The information on of graphite was so considerable, that I always had to and could rely in the expertise of the SGL- Carbon group. In a large scale production the RotaTorque will surely have to be constructed using both graphite and steel!


Why should the RotaTorque consume less fuel?


In contrast to a reciprocating piston engine the expansion energy of the burned air- gas mixture over the extended sliding vanes is directly converted into rotation. Even if the vane surface looks relatively small, they separate the total cylinder capacity into smaller segments. The resulting lever arm is much higher than with a comparable reciprocating piston engine. Based on calculations the generated torque per litre hump volume can reach up to 300 Nm. Non pressurised Otto- engines can only reach 100- 110 Nm per litre hump.
The higher the torque of a motor produced from a given hump volume, the less fuel it will need.


O.K. this is an controversially discussed topic among specialists in the field. In dubio pro reum! Please do convince me of the opposite or help me to prove my statement.


Without any doubt I can say, that the RotaTorque shows significant lower mechanical ware as compared to conventional 4 stroke piston engine.


How is the RotaTorque cooled?


Well my prototypes all had a 'Gardena- garden hose cooling system'. I had placed my motor on a mounting plate and poured water over him for cooling. The water was collected in a tub beneath the motor.
A commercially available motor will have to have cooling channels in it's hump ring as well as in the laterals, comparable to a reciprocating piston engine.
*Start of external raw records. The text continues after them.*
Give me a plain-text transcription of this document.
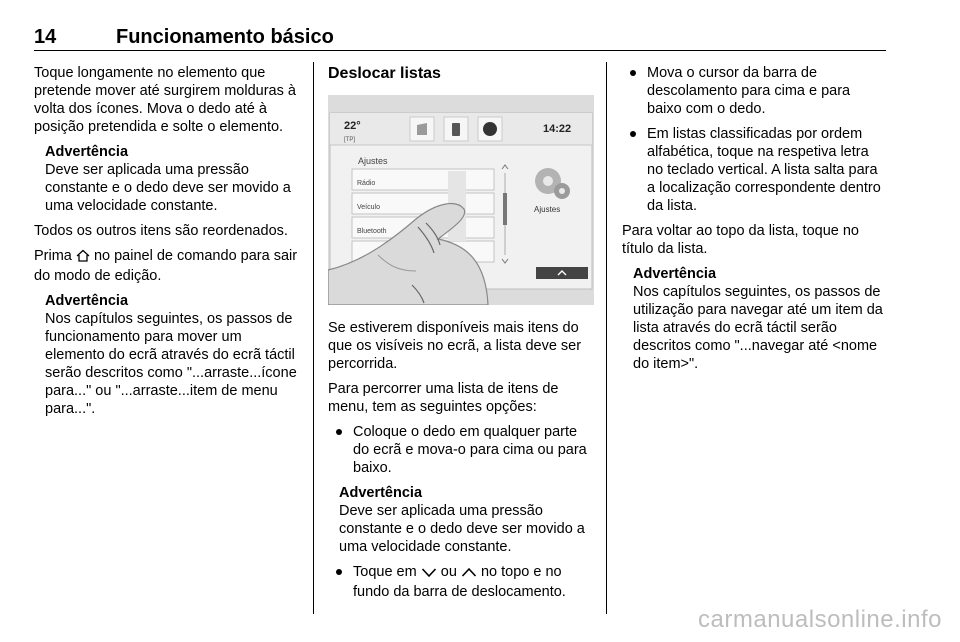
14	Funcionamento básico

Toque longamente no elemento que pretende mover até surgirem molduras à volta dos ícones. Mova o dedo até à posição pretendida e solte o elemento.

Advertência
Deve ser aplicada uma pressão constante e o dedo deve ser movido a uma velocidade constante.

Todos os outros itens são reordenados.

Prima no painel de comando para sair do modo de edição.

Advertência
Nos capítulos seguintes, os passos de funcionamento para mover um elemento do ecrã através do ecrã táctil serão descritos como "...arraste...ícone para..." ou "...arraste...item de menu para...".
Deslocar listas
22°
[TP]
14:22
Ajustes
Rádio
Veículo
Bluetooth
Ajustes

Se estiverem disponíveis mais itens do que os visíveis no ecrã, a lista deve ser percorrida.

Para percorrer uma lista de itens de menu, tem as seguintes opções:

Coloque o dedo em qualquer parte do ecrã e mova-o para cima ou para baixo.
Advertência
Deve ser aplicada uma pressão constante e o dedo deve ser movido a uma velocidade constante.
Toque em ou no topo e no fundo da barra de deslocamento.
Mova o cursor da barra de descolamento para cima e para baixo com o dedo.
Em listas classificadas por ordem alfabética, toque na respetiva letra no teclado vertical. A lista salta para a localização correspondente dentro da lista.

Para voltar ao topo da lista, toque no título da lista.

Advertência
Nos capítulos seguintes, os passos de utilização para navegar até um item da lista através do ecrã táctil serão descritos como "...navegar até <nome do item>".
carmanualsonline.info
The rotor will have to have a full length drill in it's drive to enable cooling through an appropriate coolant.

Catalogue of arguments speaking for the RotaTorque:


1.Expansion energy is directly converted into rotation.
2.simple construction with only 4 different components
3.simple construction, experience can be applied to every possible frame size
4.cost- effective large scale production
5.compact, circular construction, with high weight to power ratio
6.absolutely oil- free, constructed for lubrication free dry running
7.large contact surface between rotor and laterals without extra coolant for optimal transport of heat
8.mature technique, known from rotary vane compressor since 1920
9. with less then 700 gramm per KW, extremely light weight
10. easy maintenance, through turning or exchange of the sliding vanes
11.four stroke principle, ensures clean exhaust fumes
12.minimum mechanical ware, no valve system, no oil system
13.components for the gas- air mixture, ignition, and treatment of exhaust fumes can be adapted from the Otto- engine
14.high torque and resulting low fuel consumption
15.extremely constant torque through several strokes per rotation
16.through low oscillating mass, no balance necessary
17.unique low vibrational drive (With double ignition almost no vibration!)
18.extremely low pulsation of the intake, continuous flow of gas ensures good charge
19.varying volumes for intake and expansion volume possible through hump ring
20.maximum sliding vane hump in the area of greatest combustion pressure
21.multi disc operation on one drive possible without any problems
22.In multi disc operation added building blocks can follow or can be engaged
23.through segmental loading with fuel, cut- back of power possible
24.no mix of different materials, all mechanical parts in the 4 stroke process with the same coefficient of expansion
25.Graphite parts with best tribologic characteristics und programmable heat flow
26.optimal thermo shock resistance through graphite without loss of strength at elevated temperatures
27.Circular construction optimal for a miniature coupling to a starting generator
28.To ensure constant engine speed only one glow plug is necessary. The weights of the sliding vanes can be designed for an optimal sealing at a constant centrifugal force.